REPUBLIKA.CO.ID, JAKARTA -- Pengamat energi dari Reforminer Institute Pri Agung Rakhmanto mengatakan meninggalnya Presiden Venezuela Hugo Chavez bakal membuat harga minyak naik. "Karena dalam jangka pendek dipersepsikan akan menyebabkan ketidakpastian dalam geopolitik migas," ujarnya pada ROL, Kamis (7/3).
Tetapi, apakah kenaikan ini akan berlangsung dalam jangka panjang, sangat bergantung pada bagaimana proses pergantian kekuasaan di Venezuela dilakukan. "Jika terjadi gejolak yang membawa dampak pada kegiatan eksplorasi produksi atau pada perubahan kebijakan Venezuela dalam pengelolaan dan ekspor migasnya maka tentu akan membuat harga minyak lebih tinggi," jelasnya.
Pasalnya, pasar mempersepsikan akan terjadi gangguan suplai minyak.
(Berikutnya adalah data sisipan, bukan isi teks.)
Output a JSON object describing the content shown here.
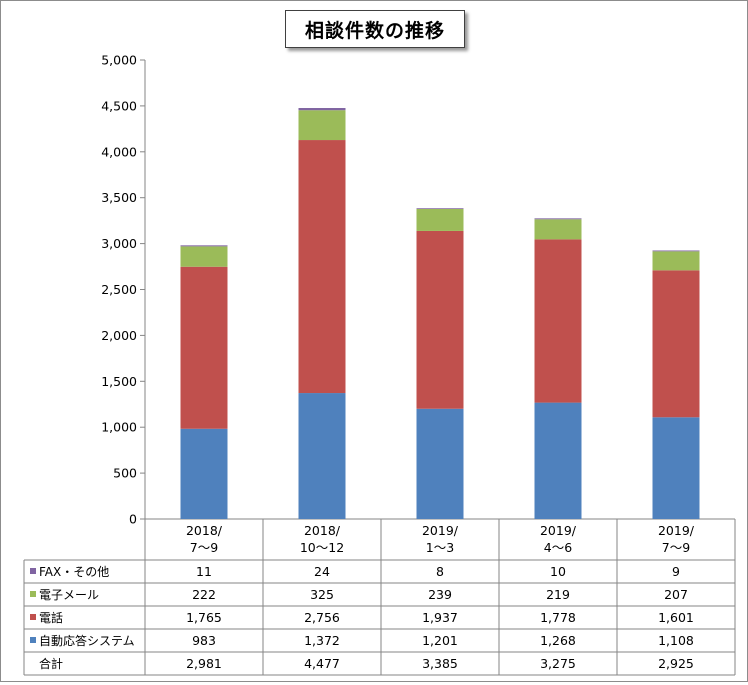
{
  "chart_data": {
    "type": "bar",
    "stacked": true,
    "title": "相談件数の推移",
    "categories": [
      [
        "2018/",
        "7〜9"
      ],
      [
        "2018/",
        "10〜12"
      ],
      [
        "2019/",
        "1〜3"
      ],
      [
        "2019/",
        "4〜6"
      ],
      [
        "2019/",
        "7〜9"
      ]
    ],
    "ylim": [
      0,
      5000
    ],
    "yticks": [
      "0",
      "500",
      "1,000",
      "1,500",
      "2,000",
      "2,500",
      "3,000",
      "3,500",
      "4,000",
      "4,500",
      "5,000"
    ],
    "grid": false,
    "series": [
      {
        "name": "自動応答システム",
        "color": "#4f81bd",
        "values": [
          983,
          1372,
          1201,
          1268,
          1108
        ],
        "labels": [
          "983",
          "1,372",
          "1,201",
          "1,268",
          "1,108"
        ]
      },
      {
        "name": "電話",
        "color": "#c0504d",
        "values": [
          1765,
          2756,
          1937,
          1778,
          1601
        ],
        "labels": [
          "1,765",
          "2,756",
          "1,937",
          "1,778",
          "1,601"
        ]
      },
      {
        "name": "電子メール",
        "color": "#9bbb59",
        "values": [
          222,
          325,
          239,
          219,
          207
        ],
        "labels": [
          "222",
          "325",
          "239",
          "219",
          "207"
        ]
      },
      {
        "name": "FAX・その他",
        "color": "#8064a2",
        "values": [
          11,
          24,
          8,
          10,
          9
        ],
        "labels": [
          "11",
          "24",
          "8",
          "10",
          "9"
        ]
      }
    ],
    "total": {
      "name": "合計",
      "labels": [
        "2,981",
        "4,477",
        "3,385",
        "3,275",
        "2,925"
      ]
    }
  }
}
Tapi jika tidak, lanjut Pri, kebijakan migas yang baru justru lebih mendorong produksi dan eskpor.
Sementara itu, Wakil Presiden Komunikasi Korporat Pertamina Ali Mundakir menilai meninggalnya Chavez tak akan begitu berpengaruh banyak pada migas. "Kalau fundamentalnya sih tidak ya," katanya.
Menurutnya mungkin saja kenaikan bisa terjadi sementara karena faktor psikis pasar. Tapi selama produksi masih stabil, tak akan ada pengaruh yang signifikan.
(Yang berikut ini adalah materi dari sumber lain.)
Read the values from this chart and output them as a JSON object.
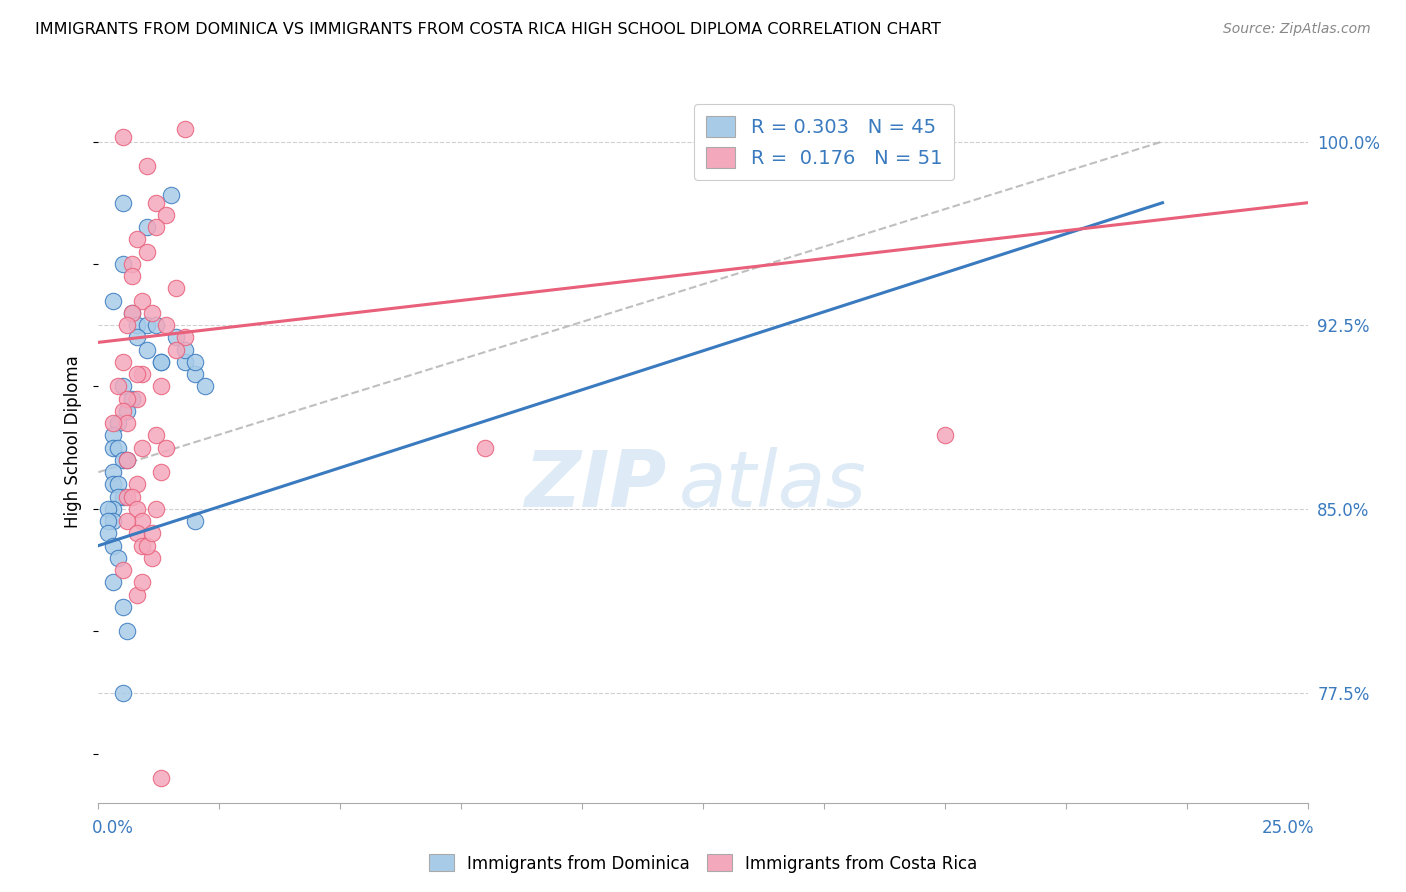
{
  "title": "IMMIGRANTS FROM DOMINICA VS IMMIGRANTS FROM COSTA RICA HIGH SCHOOL DIPLOMA CORRELATION CHART",
  "source": "Source: ZipAtlas.com",
  "ylabel": "High School Diploma",
  "xlim": [
    0.0,
    0.25
  ],
  "ylim": [
    73.0,
    102.5
  ],
  "legend_r_blue": "0.303",
  "legend_n_blue": "45",
  "legend_r_pink": "0.176",
  "legend_n_pink": "51",
  "blue_color": "#a8cce8",
  "pink_color": "#f4a8bc",
  "blue_line_color": "#3a7abf",
  "pink_line_color": "#e8607a",
  "dashed_line_color": "#b0b0b0",
  "watermark_zip": "ZIP",
  "watermark_atlas": "atlas",
  "grid_color": "#d0d0d0",
  "ytick_vals": [
    77.5,
    85.0,
    92.5,
    100.0
  ],
  "ytick_labels": [
    "77.5%",
    "85.0%",
    "92.5%",
    "100.0%"
  ],
  "blue_points_x": [
    0.005,
    0.01,
    0.015,
    0.005,
    0.003,
    0.007,
    0.008,
    0.01,
    0.012,
    0.008,
    0.01,
    0.013,
    0.018,
    0.02,
    0.005,
    0.007,
    0.006,
    0.004,
    0.003,
    0.003,
    0.004,
    0.005,
    0.006,
    0.003,
    0.003,
    0.004,
    0.005,
    0.004,
    0.003,
    0.002,
    0.003,
    0.002,
    0.002,
    0.003,
    0.004,
    0.016,
    0.018,
    0.02,
    0.022,
    0.003,
    0.005,
    0.006,
    0.013,
    0.005,
    0.02
  ],
  "blue_points_y": [
    97.5,
    96.5,
    97.8,
    95.0,
    93.5,
    93.0,
    92.5,
    92.5,
    92.5,
    92.0,
    91.5,
    91.0,
    91.0,
    90.5,
    90.0,
    89.5,
    89.0,
    88.5,
    88.0,
    87.5,
    87.5,
    87.0,
    87.0,
    86.5,
    86.0,
    86.0,
    85.5,
    85.5,
    85.0,
    85.0,
    84.5,
    84.5,
    84.0,
    83.5,
    83.0,
    92.0,
    91.5,
    91.0,
    90.0,
    82.0,
    81.0,
    80.0,
    91.0,
    77.5,
    84.5
  ],
  "pink_points_x": [
    0.005,
    0.018,
    0.01,
    0.012,
    0.014,
    0.012,
    0.008,
    0.01,
    0.007,
    0.007,
    0.016,
    0.009,
    0.011,
    0.007,
    0.006,
    0.014,
    0.018,
    0.016,
    0.005,
    0.009,
    0.008,
    0.013,
    0.004,
    0.008,
    0.006,
    0.005,
    0.006,
    0.003,
    0.012,
    0.014,
    0.009,
    0.006,
    0.013,
    0.008,
    0.006,
    0.007,
    0.008,
    0.009,
    0.006,
    0.008,
    0.009,
    0.011,
    0.175,
    0.005,
    0.008,
    0.009,
    0.01,
    0.011,
    0.012,
    0.013,
    0.08
  ],
  "pink_points_y": [
    100.2,
    100.5,
    99.0,
    97.5,
    97.0,
    96.5,
    96.0,
    95.5,
    95.0,
    94.5,
    94.0,
    93.5,
    93.0,
    93.0,
    92.5,
    92.5,
    92.0,
    91.5,
    91.0,
    90.5,
    90.5,
    90.0,
    90.0,
    89.5,
    89.5,
    89.0,
    88.5,
    88.5,
    88.0,
    87.5,
    87.5,
    87.0,
    86.5,
    86.0,
    85.5,
    85.5,
    85.0,
    84.5,
    84.5,
    84.0,
    83.5,
    83.0,
    88.0,
    82.5,
    81.5,
    82.0,
    83.5,
    84.0,
    85.0,
    74.0,
    87.5
  ],
  "blue_line_x": [
    0.0,
    0.22
  ],
  "blue_line_y": [
    83.5,
    97.5
  ],
  "pink_line_x": [
    0.0,
    0.25
  ],
  "pink_line_y": [
    91.8,
    97.5
  ],
  "dash_line_x": [
    0.0,
    0.22
  ],
  "dash_line_y": [
    86.5,
    100.0
  ]
}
Soal apakah meninggalnya Chavez akan membuat Pertamina bisa masuk lagi ke dalam pembelian blok Petrodelta SA di Venezuela dari perusahaan AS Harvest, ia menuturkan belum berfikir ke arah situ. "Pastinya semua negara yang ada kemungkinan producing field kita akan masuki," tuturnya.
Sebelumnya, akhir Februari lalu, Pemerintah Indonesia menolak proposal pembelian Petrodelta SA di Venezuela. Meningkatnya biaya investasi yang diminta Venezuela hingga dua kali lipat dinilai inefisien.